Perhaps what is most interesting about The Switch is that it takes the unusual step of being a romantic comedy taken from the viewpoint of a male character. Although the romantic element is really between the two main characters, it is Wally’s inner turmoil that we see, rather than Cassie’s. Wally is undoubtedly the protagonist; he narrates the film and the focus is almost entirely on him. Inevitably, it is Wally we want to see have the obligatory happy ending.

The film was originally entitled ‘The Baster’. Filmmakers were wise to alter the title, as it moves the film away from the crass connotations of the original name. The film isn’t a crude comedy; there is plenty of more poignant moments along with some laughs. Furthermore, changing the title to The Switch reiterates the emphasis on the male rather than the female character.

The Switch offers a number of humorous incidents, but these are rarely of the laugh-out-loud calibre. The film is more effective when it concentrates on the drama. There are some cheesy moments, but these seem a prerequisite in the rom-com oeuvre. The more serious scenes, however, are at times touching.
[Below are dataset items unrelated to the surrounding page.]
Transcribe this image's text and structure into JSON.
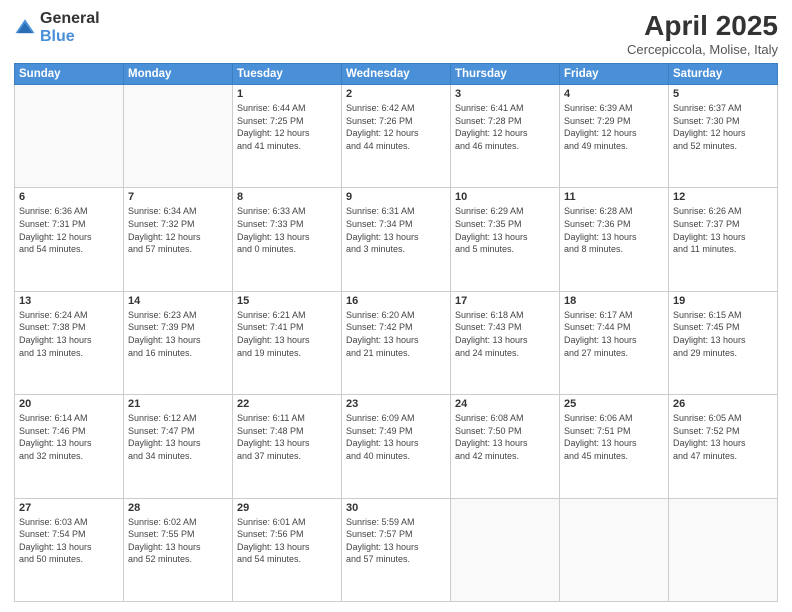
{
  "header": {
    "logo_general": "General",
    "logo_blue": "Blue",
    "month_title": "April 2025",
    "location": "Cercepiccola, Molise, Italy"
  },
  "weekdays": [
    "Sunday",
    "Monday",
    "Tuesday",
    "Wednesday",
    "Thursday",
    "Friday",
    "Saturday"
  ],
  "weeks": [
    [
      {
        "day": "",
        "info": ""
      },
      {
        "day": "",
        "info": ""
      },
      {
        "day": "1",
        "info": "Sunrise: 6:44 AM\nSunset: 7:25 PM\nDaylight: 12 hours\nand 41 minutes."
      },
      {
        "day": "2",
        "info": "Sunrise: 6:42 AM\nSunset: 7:26 PM\nDaylight: 12 hours\nand 44 minutes."
      },
      {
        "day": "3",
        "info": "Sunrise: 6:41 AM\nSunset: 7:28 PM\nDaylight: 12 hours\nand 46 minutes."
      },
      {
        "day": "4",
        "info": "Sunrise: 6:39 AM\nSunset: 7:29 PM\nDaylight: 12 hours\nand 49 minutes."
      },
      {
        "day": "5",
        "info": "Sunrise: 6:37 AM\nSunset: 7:30 PM\nDaylight: 12 hours\nand 52 minutes."
      }
    ],
    [
      {
        "day": "6",
        "info": "Sunrise: 6:36 AM\nSunset: 7:31 PM\nDaylight: 12 hours\nand 54 minutes."
      },
      {
        "day": "7",
        "info": "Sunrise: 6:34 AM\nSunset: 7:32 PM\nDaylight: 12 hours\nand 57 minutes."
      },
      {
        "day": "8",
        "info": "Sunrise: 6:33 AM\nSunset: 7:33 PM\nDaylight: 13 hours\nand 0 minutes."
      },
      {
        "day": "9",
        "info": "Sunrise: 6:31 AM\nSunset: 7:34 PM\nDaylight: 13 hours\nand 3 minutes."
      },
      {
        "day": "10",
        "info": "Sunrise: 6:29 AM\nSunset: 7:35 PM\nDaylight: 13 hours\nand 5 minutes."
      },
      {
        "day": "11",
        "info": "Sunrise: 6:28 AM\nSunset: 7:36 PM\nDaylight: 13 hours\nand 8 minutes."
      },
      {
        "day": "12",
        "info": "Sunrise: 6:26 AM\nSunset: 7:37 PM\nDaylight: 13 hours\nand 11 minutes."
      }
    ],
    [
      {
        "day": "13",
        "info": "Sunrise: 6:24 AM\nSunset: 7:38 PM\nDaylight: 13 hours\nand 13 minutes."
      },
      {
        "day": "14",
        "info": "Sunrise: 6:23 AM\nSunset: 7:39 PM\nDaylight: 13 hours\nand 16 minutes."
      },
      {
        "day": "15",
        "info": "Sunrise: 6:21 AM\nSunset: 7:41 PM\nDaylight: 13 hours\nand 19 minutes."
      },
      {
        "day": "16",
        "info": "Sunrise: 6:20 AM\nSunset: 7:42 PM\nDaylight: 13 hours\nand 21 minutes."
      },
      {
        "day": "17",
        "info": "Sunrise: 6:18 AM\nSunset: 7:43 PM\nDaylight: 13 hours\nand 24 minutes."
      },
      {
        "day": "18",
        "info": "Sunrise: 6:17 AM\nSunset: 7:44 PM\nDaylight: 13 hours\nand 27 minutes."
      },
      {
        "day": "19",
        "info": "Sunrise: 6:15 AM\nSunset: 7:45 PM\nDaylight: 13 hours\nand 29 minutes."
      }
    ],
    [
      {
        "day": "20",
        "info": "Sunrise: 6:14 AM\nSunset: 7:46 PM\nDaylight: 13 hours\nand 32 minutes."
      },
      {
        "day": "21",
        "info": "Sunrise: 6:12 AM\nSunset: 7:47 PM\nDaylight: 13 hours\nand 34 minutes."
      },
      {
        "day": "22",
        "info": "Sunrise: 6:11 AM\nSunset: 7:48 PM\nDaylight: 13 hours\nand 37 minutes."
      },
      {
        "day": "23",
        "info": "Sunrise: 6:09 AM\nSunset: 7:49 PM\nDaylight: 13 hours\nand 40 minutes."
      },
      {
        "day": "24",
        "info": "Sunrise: 6:08 AM\nSunset: 7:50 PM\nDaylight: 13 hours\nand 42 minutes."
      },
      {
        "day": "25",
        "info": "Sunrise: 6:06 AM\nSunset: 7:51 PM\nDaylight: 13 hours\nand 45 minutes."
      },
      {
        "day": "26",
        "info": "Sunrise: 6:05 AM\nSunset: 7:52 PM\nDaylight: 13 hours\nand 47 minutes."
      }
    ],
    [
      {
        "day": "27",
        "info": "Sunrise: 6:03 AM\nSunset: 7:54 PM\nDaylight: 13 hours\nand 50 minutes."
      },
      {
        "day": "28",
        "info": "Sunrise: 6:02 AM\nSunset: 7:55 PM\nDaylight: 13 hours\nand 52 minutes."
      },
      {
        "day": "29",
        "info": "Sunrise: 6:01 AM\nSunset: 7:56 PM\nDaylight: 13 hours\nand 54 minutes."
      },
      {
        "day": "30",
        "info": "Sunrise: 5:59 AM\nSunset: 7:57 PM\nDaylight: 13 hours\nand 57 minutes."
      },
      {
        "day": "",
        "info": ""
      },
      {
        "day": "",
        "info": ""
      },
      {
        "day": "",
        "info": ""
      }
    ]
  ]
}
Jason Bateman gives an excellent performance as Wally. He generates a sense of believability that really carries the film. Wally’s flaws (his neuroticism, lack of self-confidence and assertiveness) make him a relatable character, more so than the others featured in the movie. The Switch illustrates that Jennifer Aniston, Juliette Lewis and Jeff Goldblum each appear to play very similar characters in most of their performances. As Cassie, Jennifer Aniston gives us the type of character we have seen numerous times before from her. Lewis does her kooky friend schtick, whilst Goldblum does the obligatory laid-back guy who talks fast thing so associated with his persona. A stretch for none of them, then.

Although the plot is thin, Jason Bateman elevates The Switch to a much more watchable level. It is not a brilliant film, but neither is it a bad one.